The night was dark and rainy; the west wind howled furiously in the hills near the town, and from time to time a dazzling flash rent the horizon, and preluded the rolling of the thunder which was blended with the sharp sinister crash of the musketry fire. The drums beat, and bugles brayed; the churches were crowded with women and children, who, piously kneeling on the slabs, prayed God, the Virgin, and the saints to come to their assistance.

The tumult was frightful. The cries of the wounded, the hurrahs of the combatants, and above all, the war yells of the Indians, who bounded like panthers upon the last defenders of the town. All this formed a din rendered more horrible still by the sight of the fire which was beginning to tinge the sky with a red and ill-omened glare.

Tahi-Mari, naked to the waist, his hair in disorder, and his features contrasted by the thirst for carnage and destruction, held an axe in one hand and a torch in the other. He was seen rushing at the head of a band of veteran redskins into the thickest of the Spanish battalions, cleaving a bloody track for himself—felling and pitilessly massacring all those who dared to oppose his fury. Santiago was one immense crater—the fire embraced the whole city; its devouring flames had dissipated the darkness, and spread around a light which allowed the dark outlines of the combatants to be seen as they struggled with the sublime energy of despair.

A countless swarm of Indians had invaded the town, and fighting was going on on all sides. The Spaniards disputed the ground inch by inch, and the streets, the squares, and the houses were the scene of a horrible massacre. Tahi-Mari, ever in the first rank of the Indians, excited his soldiers by his shouts and example. All was lost, and the Chilian capital had at length fallen into the power of the Araucanos. The burning buildings fell in with a crash, burying beneath their ruins assailants and assailed. The churches were given up to pillage, while the women and girls, torn half naked from their houses or from the foot of the altar, endured the last violence which their cruel victors inflicted upon them.

All hope of flight or rescue seemed annihilated; the redskins, drunk with carnage and spirits, rushed furiously upon the relics of the despairing population.

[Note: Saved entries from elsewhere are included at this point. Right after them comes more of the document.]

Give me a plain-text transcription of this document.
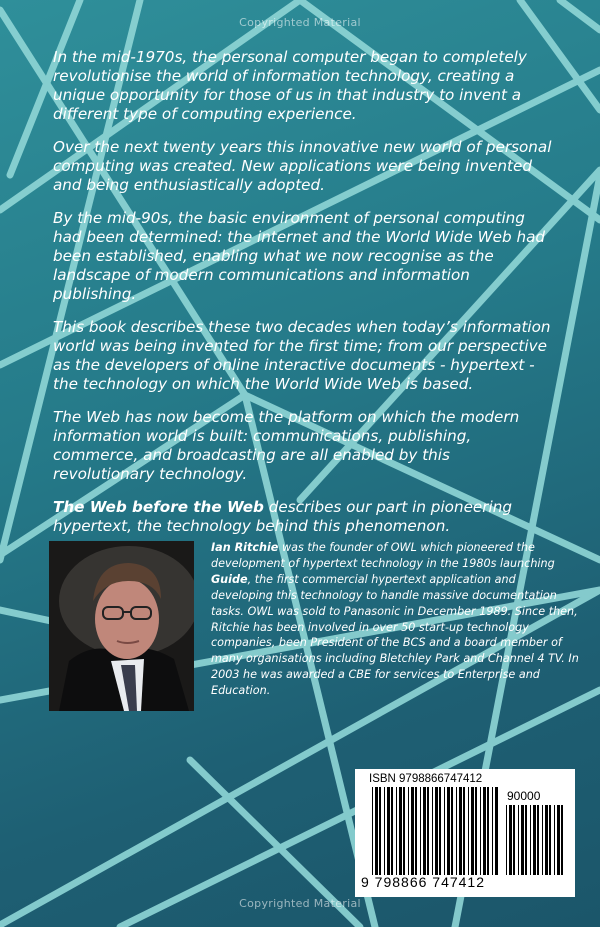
Copyrighted Material

In the mid-1970s, the personal computer began to completely revolutionise the world of information technology, creating a unique opportunity for those of us in that industry to invent a different type of computing experience.

Over the next twenty years this innovative new world of personal computing was created. New applications were being invented and being enthusiastically adopted.

By the mid-90s, the basic environment of personal computing had been determined: the internet and the World Wide Web had been established, enabling what we now recognise as the landscape of modern communications and information publishing.

This book describes these two decades when today’s information world was being invented for the first time; from our perspective as the developers of online interactive documents - hypertext - the technology on which the World Wide Web is based.

The Web has now become the platform on which the modern information world is built: communications, publishing, commerce, and broadcasting are all enabled by this revolutionary technology.

The Web before the Web describes our part in pioneering hypertext, the technology behind this phenomenon.

Ian Ritchie was the founder of OWL which pioneered the development of hypertext technology in the 1980s launching Guide, the first commercial hypertext application and developing this technology to handle massive documentation tasks. OWL was sold to Panasonic in December 1989. Since then, Ritchie has been involved in over 50 start-up technology companies, been President of the BCS and a board member of many organisations including Bletchley Park and Channel 4 TV. In 2003 he was awarded a CBE for services to Enterprise and Education.

ISBN 9798866747412
90000
9 798866 747412
Copyrighted Material
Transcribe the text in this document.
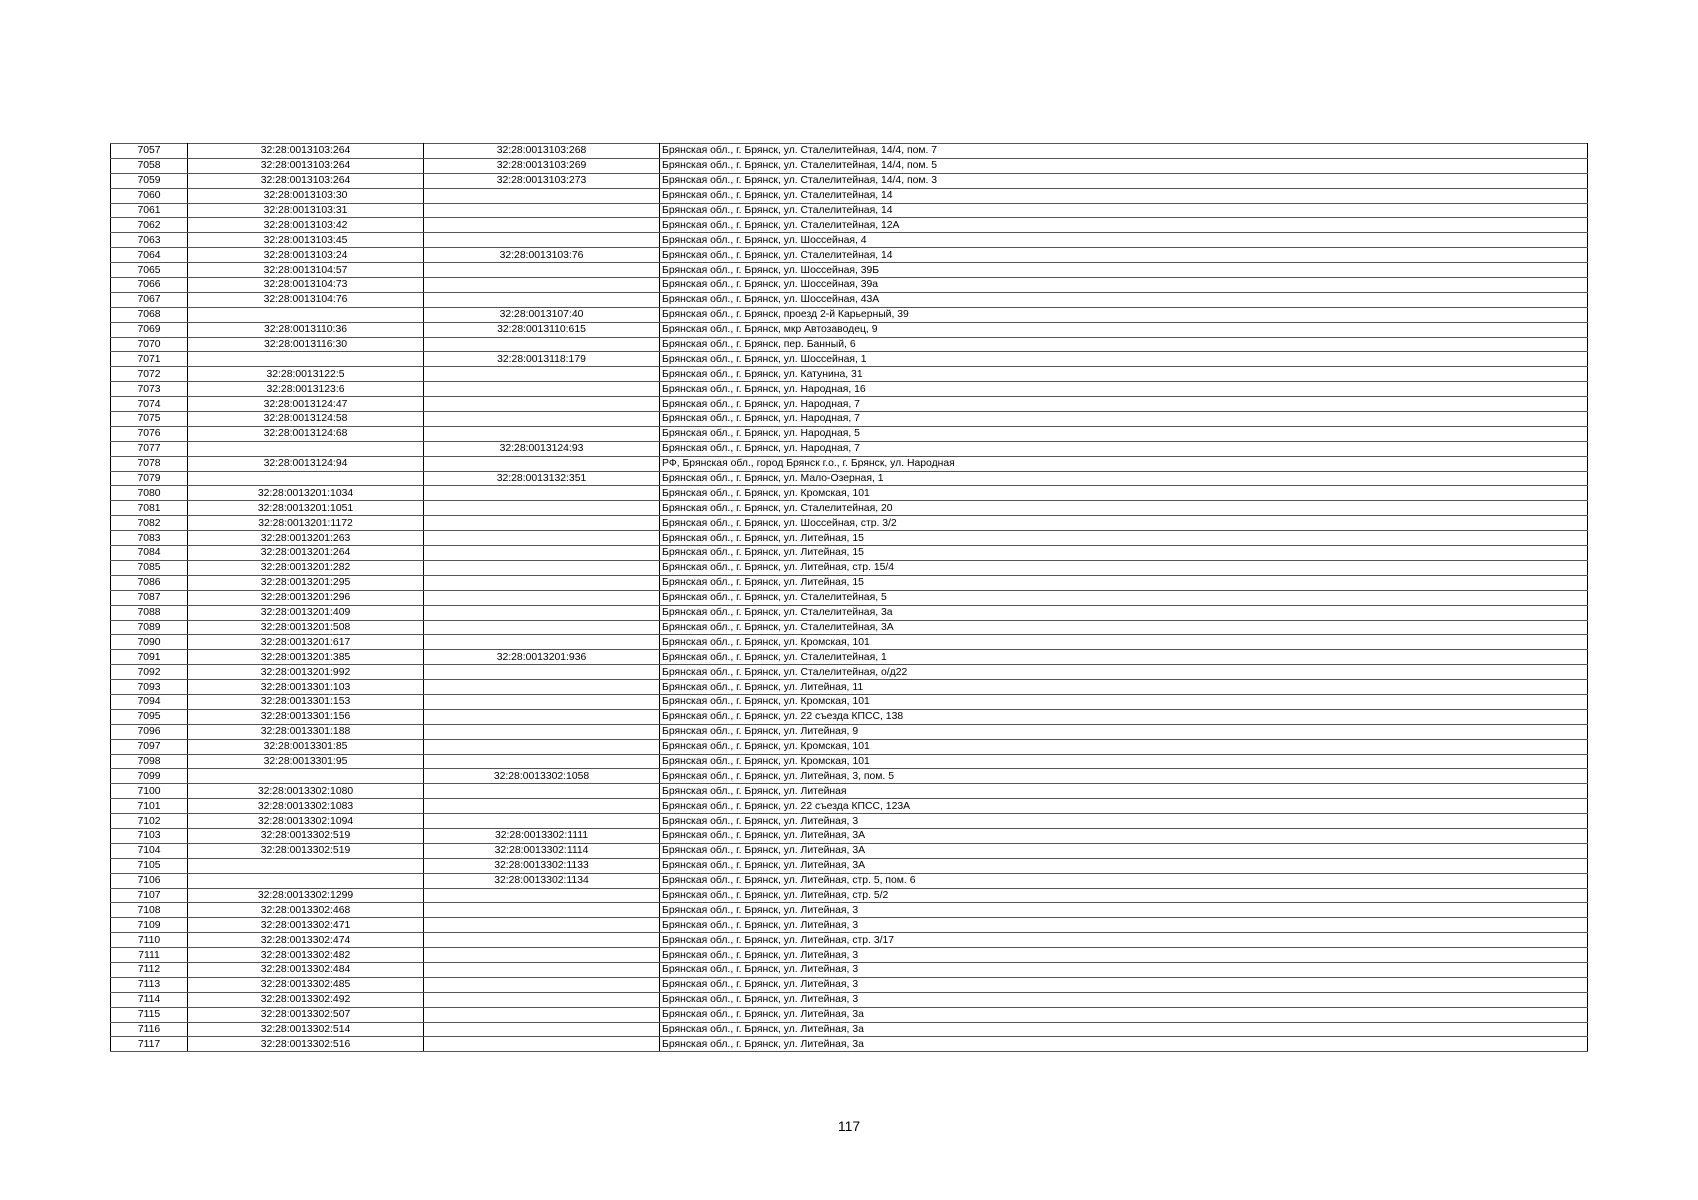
7057	32:28:0013103:264	32:28:0013103:268	Брянская обл., г. Брянск, ул. Сталелитейная, 14/4, пом. 7
7058	32:28:0013103:264	32:28:0013103:269	Брянская обл., г. Брянск, ул. Сталелитейная, 14/4, пом. 5
7059	32:28:0013103:264	32:28:0013103:273	Брянская обл., г. Брянск, ул. Сталелитейная, 14/4, пом. 3
7060	32:28:0013103:30		Брянская обл., г. Брянск, ул. Сталелитейная, 14
7061	32:28:0013103:31		Брянская обл., г. Брянск, ул. Сталелитейная, 14
7062	32:28:0013103:42		Брянская обл., г. Брянск, ул. Сталелитейная, 12А
7063	32:28:0013103:45		Брянская обл., г. Брянск, ул. Шоссейная, 4
7064	32:28:0013103:24	32:28:0013103:76	Брянская обл., г. Брянск, ул. Сталелитейная, 14
7065	32:28:0013104:57		Брянская обл., г. Брянск, ул. Шоссейная, 39Б
7066	32:28:0013104:73		Брянская обл., г. Брянск, ул. Шоссейная, 39а
7067	32:28:0013104:76		Брянская обл., г. Брянск, ул. Шоссейная, 43А
7068		32:28:0013107:40	Брянская обл., г. Брянск, проезд 2-й Карьерный, 39
7069	32:28:0013110:36	32:28:0013110:615	Брянская обл., г. Брянск, мкр Автозаводец, 9
7070	32:28:0013116:30		Брянская обл., г. Брянск, пер. Банный, 6
7071		32:28:0013118:179	Брянская обл., г. Брянск, ул. Шоссейная, 1
7072	32:28:0013122:5		Брянская обл., г. Брянск, ул. Катунина, 31
7073	32:28:0013123:6		Брянская обл., г. Брянск, ул. Народная, 16
7074	32:28:0013124:47		Брянская обл., г. Брянск, ул. Народная, 7
7075	32:28:0013124:58		Брянская обл., г. Брянск, ул. Народная, 7
7076	32:28:0013124:68		Брянская обл., г. Брянск, ул. Народная, 5
7077		32:28:0013124:93	Брянская обл., г. Брянск, ул. Народная, 7
7078	32:28:0013124:94		РФ, Брянская обл., город Брянск г.о., г. Брянск, ул. Народная
7079		32:28:0013132:351	Брянская обл., г. Брянск, ул. Мало-Озерная, 1
7080	32:28:0013201:1034		Брянская обл., г. Брянск, ул. Кромская, 101
7081	32:28:0013201:1051		Брянская обл., г. Брянск, ул. Сталелитейная, 20
7082	32:28:0013201:1172		Брянская обл., г. Брянск, ул. Шоссейная, стр. 3/2
7083	32:28:0013201:263		Брянская обл., г. Брянск, ул. Литейная, 15
7084	32:28:0013201:264		Брянская обл., г. Брянск, ул. Литейная, 15
7085	32:28:0013201:282		Брянская обл., г. Брянск, ул. Литейная, стр. 15/4
7086	32:28:0013201:295		Брянская обл., г. Брянск, ул. Литейная, 15
7087	32:28:0013201:296		Брянская обл., г. Брянск, ул. Сталелитейная, 5
7088	32:28:0013201:409		Брянская обл., г. Брянск, ул. Сталелитейная, 3а
7089	32:28:0013201:508		Брянская обл., г. Брянск, ул. Сталелитейная, 3А
7090	32:28:0013201:617		Брянская обл., г. Брянск, ул. Кромская, 101
7091	32:28:0013201:385	32:28:0013201:936	Брянская обл., г. Брянск, ул. Сталелитейная, 1
7092	32:28:0013201:992		Брянская обл., г. Брянск, ул. Сталелитейная, о/д22
7093	32:28:0013301:103		Брянская обл., г. Брянск, ул. Литейная, 11
7094	32:28:0013301:153		Брянская обл., г. Брянск, ул. Кромская, 101
7095	32:28:0013301:156		Брянская обл., г. Брянск, ул. 22 съезда КПСС, 138
7096	32:28:0013301:188		Брянская обл., г. Брянск, ул. Литейная, 9
7097	32:28:0013301:85		Брянская обл., г. Брянск, ул. Кромская, 101
7098	32:28:0013301:95		Брянская обл., г. Брянск, ул. Кромская, 101
7099		32:28:0013302:1058	Брянская обл., г. Брянск, ул. Литейная, 3, пом. 5
7100	32:28:0013302:1080		Брянская обл., г. Брянск, ул. Литейная
7101	32:28:0013302:1083		Брянская обл., г. Брянск, ул. 22 съезда КПСС, 123А
7102	32:28:0013302:1094		Брянская обл., г. Брянск, ул. Литейная, 3
7103	32:28:0013302:519	32:28:0013302:1111	Брянская обл., г. Брянск, ул. Литейная, 3А
7104	32:28:0013302:519	32:28:0013302:1114	Брянская обл., г. Брянск, ул. Литейная, 3А
7105		32:28:0013302:1133	Брянская обл., г. Брянск, ул. Литейная, 3А
7106		32:28:0013302:1134	Брянская обл., г. Брянск, ул. Литейная, стр. 5, пом. 6
7107	32:28:0013302:1299		Брянская обл., г. Брянск, ул. Литейная, стр. 5/2
7108	32:28:0013302:468		Брянская обл., г. Брянск, ул. Литейная, 3
7109	32:28:0013302:471		Брянская обл., г. Брянск, ул. Литейная, 3
7110	32:28:0013302:474		Брянская обл., г. Брянск, ул. Литейная, стр. 3/17
7111	32:28:0013302:482		Брянская обл., г. Брянск, ул. Литейная, 3
7112	32:28:0013302:484		Брянская обл., г. Брянск, ул. Литейная, 3
7113	32:28:0013302:485		Брянская обл., г. Брянск, ул. Литейная, 3
7114	32:28:0013302:492		Брянская обл., г. Брянск, ул. Литейная, 3
7115	32:28:0013302:507		Брянская обл., г. Брянск, ул. Литейная, 3а
7116	32:28:0013302:514		Брянская обл., г. Брянск, ул. Литейная, 3а
7117	32:28:0013302:516		Брянская обл., г. Брянск, ул. Литейная, 3а
117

It was at this moment that the President of the Republic, followed by a few devoted soldiers, formed a hollow square on the Plaza de la Merced, in the centre of which he placed all the aged persons, women, and children, who had escaped the fury of the Indians.

Suddenly loud shouts were heard, and three heavy bodies of men, commanded by Don Juan, General Pedro Sallazar, and Leon Delbès, debouched from three different streets. In the centre of the one commanded by Leon, was old Don Juan carried on a litter, with Maria and Inez by her side. Leon placed the persons whom he had saved in the centre of the square formed by the President, and called on Don Juan and Don Pedro's detachments.

"Now," he cried to the President of the Republic, "fall back, while we support you."

"Do so," he answered.

And the square fell back with all those whom it contained. "Forward!" Leon shouted, "kill! kill!"

And the three bands, facing the startled Indians, threw themselves upon them and commenced a frightful butchery. The square De la Merced was literally encumbered with combatants. The Moluchos, incessantly pushed forward by their comrades, who arrived to their help, fell impassively beneath the lances and sabres of the Spaniards, who protected the flight of the President as he retired and took in his charge all those persons incapable of bearing, arms. The fugitives soon reached the city gates.